Apa yang diungkapkan oleh Profesor di atas dapat menyadarkan kita bahwa betapa pentingnya melakukan pola hidup sehat untuk memperpanjang usia hidup. Kadang-kadang yang paling sering kita dengar adalah setiap kematian selalu dikatakan takdir yang di atas. Kalau memang takdir kenapa kata takdir itu tidak pernah terucap sebelum kejadian? Tidakkah itu kalimat penghibur bagi orang-orang yang sulit mencari jawaban atas sebuah kenyataan. Banyak orang sudah jelas matinya akibat kesalahan manusia. Seperti mati kecelakaaan akibat kebut-kebitan di jalan dalam kondisi mabuk atau mati akibat kangker paru karena perokok berat, meninggal akibat penyakit lever karena saat muda sebagai peminum kelas berat. Atau mati karena AIDS akibat dari pergaulan bebas. Semua kematian di atas rasanya murni akibat gaya hidup yang keliru tidak sesuai dengan gaya hidup sehat. Jadi mati sebelum waktunya (mendahului umur harapan hidup) akibat dari terserang suatu penyakit adalah merupakan kesalahan manusia yang tidak bisa menerapkan pola hidup sehat.
Memang beberapa kejadian mungkin tidak disebabkan oleh orang bersangkutan seperti ditabarak, kena runtuhan rumah akibat gempa, atau tenggelam karena banjir bandang. Namun kalau kita kaji lebih mendalam semua itu akibat kesalahan manusia juga seperti lalai berkendaraan, membuat rumah yg tidak tahan gempa walaupun sudah tahu daerahnya termasuk radius beresiko gempa. Apalagi banjir itu jelas-jelas adalah akibat ulah manusia yang tidak bertanggung jawab menggunduli hutan. Meninggal akibat kesalahan orang lain juga merupakan mati karena kesalahan manusia yang tidak bertanggung jawab.

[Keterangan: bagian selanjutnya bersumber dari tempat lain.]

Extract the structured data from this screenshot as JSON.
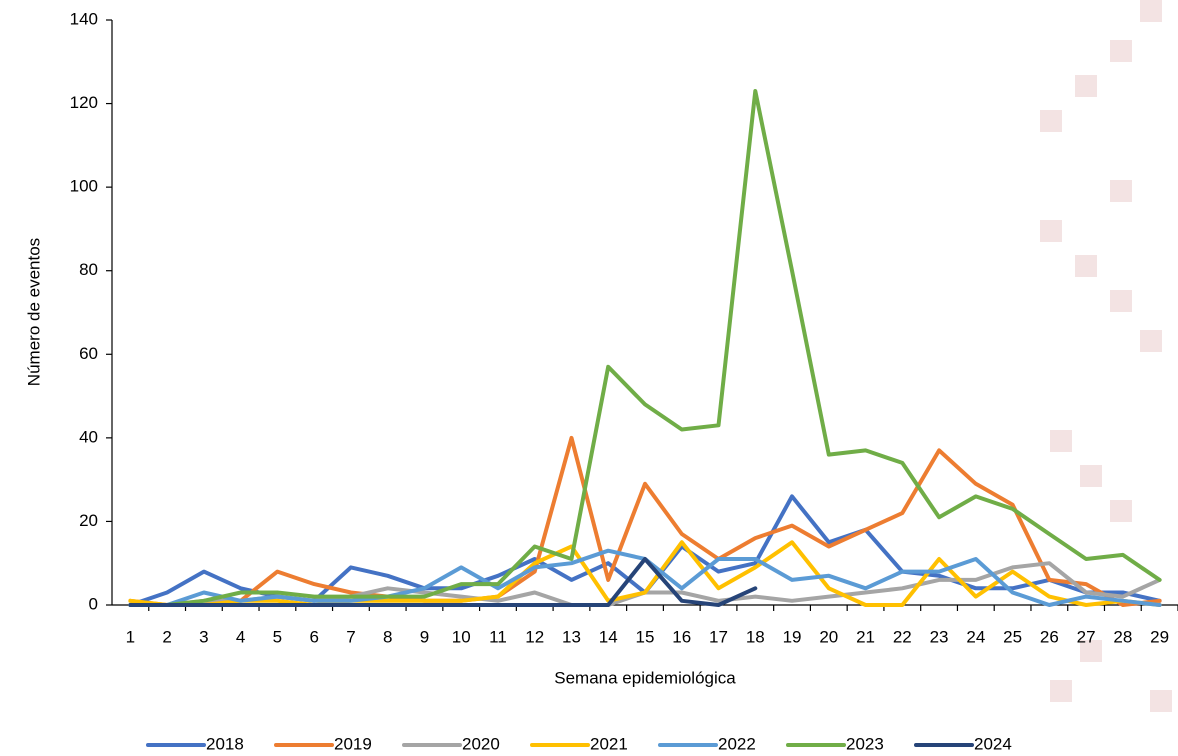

Nah kalau bisa hidup sampai mencapai umur harapan hidup (sesuai umur harapn hidup nasional) bahkan kalau bisa lebih, itu baru takdir karena matinya seiiring dengan kematian alami selnya tanpa ada rekayasa atau kelainan akibat ulah manusia. Perkembangan sel hormon pertumbungan berhenti sampai umur 20 tahun dan penurunan fungsi sel tubuh memang sudah dimulai sejak umur 30 tahun. Para ahli mengatakan bahwa kematian sel yang menyebabkan penurunan fungsi tubuh diperkirakan menurun satu persen per tahun. Jadi kalau orang sampai bisa mecapai umur 90 tahun itu berarti fungsi tubuhnya maksimal berfungsi lagi 40 persen. Karena fungsi tubuhnya secara normal sudah menururn sampai mencapai 60 persen dari fungsi sel saat masih muda. Orang-orang yang bisa mencapai umur lebih dari usia harapan hidup, pastilah hidupnya dengan gaya yang lebih sehat dibandingkan dengan mereka yang usianya di bawah umur harapan hidup. Gaya hidup sehat ini bersifat holistik atau menyeluruh. Hanya mereka yang selalu memelihara kesehatan fisik, mental dan spiritualah yang memungkinkan bisa melebihi rata-rata usia orang normal. Jadi bila mati kurang dari 90 tahun itu sebagian besar merupakan kesalahan manusia dan bila bisa lebih, itu merupakan kodrat alami panggilan Sang Pencipta. Sebelum saya menghakhiri perkennkan saya berdoa, "Semogakita pulang ke akhirat sesuai kodrat karena kelahiran kita berdasarkan kodrat pula!"